Monroe sold his small Virginia plantation in 1783 to enter law and politics. Although he owned multiple properties over the course of his lifetime, his plantations were never profitable. Although he owned much more land and many more slaves, and speculated in property, he was rarely on site to oversee the operations. Overseers treated the slaves harshly to force production, but the plantations barely broke even. Monroe incurred debts by his lavish and expensive lifestyle and often sold property (including slaves) to pay them off. The labor of Monroe's many slaves were also used to support his daughter and son-in-law, along with a ne'er-do-well brother, Andrew, and his son, James.

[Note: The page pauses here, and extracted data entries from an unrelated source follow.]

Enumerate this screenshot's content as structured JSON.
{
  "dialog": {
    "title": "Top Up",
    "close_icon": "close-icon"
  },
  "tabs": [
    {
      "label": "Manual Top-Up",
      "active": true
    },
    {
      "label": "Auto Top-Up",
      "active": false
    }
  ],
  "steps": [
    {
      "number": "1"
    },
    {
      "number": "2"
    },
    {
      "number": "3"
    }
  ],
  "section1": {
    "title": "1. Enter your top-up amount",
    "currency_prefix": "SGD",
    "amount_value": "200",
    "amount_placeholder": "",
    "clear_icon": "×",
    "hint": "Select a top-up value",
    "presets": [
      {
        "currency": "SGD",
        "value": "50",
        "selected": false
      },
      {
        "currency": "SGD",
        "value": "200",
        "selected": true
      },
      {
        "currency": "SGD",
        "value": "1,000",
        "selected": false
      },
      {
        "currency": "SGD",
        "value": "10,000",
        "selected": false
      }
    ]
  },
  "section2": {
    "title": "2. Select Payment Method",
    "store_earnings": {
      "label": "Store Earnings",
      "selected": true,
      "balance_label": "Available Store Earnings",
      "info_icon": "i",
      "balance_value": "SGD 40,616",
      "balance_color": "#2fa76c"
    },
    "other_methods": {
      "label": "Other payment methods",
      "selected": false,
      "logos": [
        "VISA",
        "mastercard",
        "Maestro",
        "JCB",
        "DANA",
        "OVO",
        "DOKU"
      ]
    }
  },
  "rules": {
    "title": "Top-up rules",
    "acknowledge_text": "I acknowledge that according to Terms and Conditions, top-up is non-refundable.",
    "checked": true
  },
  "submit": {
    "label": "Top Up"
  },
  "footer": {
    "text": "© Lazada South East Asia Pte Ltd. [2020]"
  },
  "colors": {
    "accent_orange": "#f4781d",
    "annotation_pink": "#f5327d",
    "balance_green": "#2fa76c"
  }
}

During the course of his presidency, Monroe remained convinced that slavery was wrong and supported private manumission, but at the same time he insisted that any attempt to promote emancipation would cause more problems. Monroe believed that slavery had become a permanent part of southern life, and that it could only be removed on providential terms. Like so many other Upper South slaveholders, Monroe believed that a central purpose of government was to ensure "domestic tranquility" for all. Yet he also believed that the central purpose of government was to empower planters like himself.

Legacy

JamesMonroeStatue
Statue of Monroe at Highland, his house near Charlottesville, Virginia

Historical reputation

Polls of historians and political scientists tend to rank Monroe as an above average president. Monroe presided over a period in which the United States began to turn away from European affairs and towards domestic issues. His presidency saw the United States settle many of its longstanding boundary issues through an accommodation with Britain and the acquisition of Florida. Monroe also helped resolve sectional tensions through his support of the Missouri Compromise and by seeking support from all regions of the country. Political scientist Fred Greenstein argues that Monroe was a more effective executive than some of his better-known predecessors, including Madison and John Adams.

Memorials

The capital of Liberia is named Monrovia after Monroe; it is the only national capital other than Washington, D.C., named after a U.S. president. Monroe is the namesake of seventeen Monroe counties. Monroe, Maine, Monroe, Michigan, Monroe, Georgia, Monroe, Connecticut, both Monroe Townships in New Jersey, and Fort Monroe are all named for him. Monroe has been depicted on U.S. currency and stamps, including a 1954 United States Postal ServiceLiberty Issue postage stamp.

Monroe was the last U.S. president to wear a powdered wig tied in a queue, a tricorne hat and knee-breeches according to the style of the late 18th century. That earned him the nickname "The Last Cocked Hat". He was also the last president who was not photographed.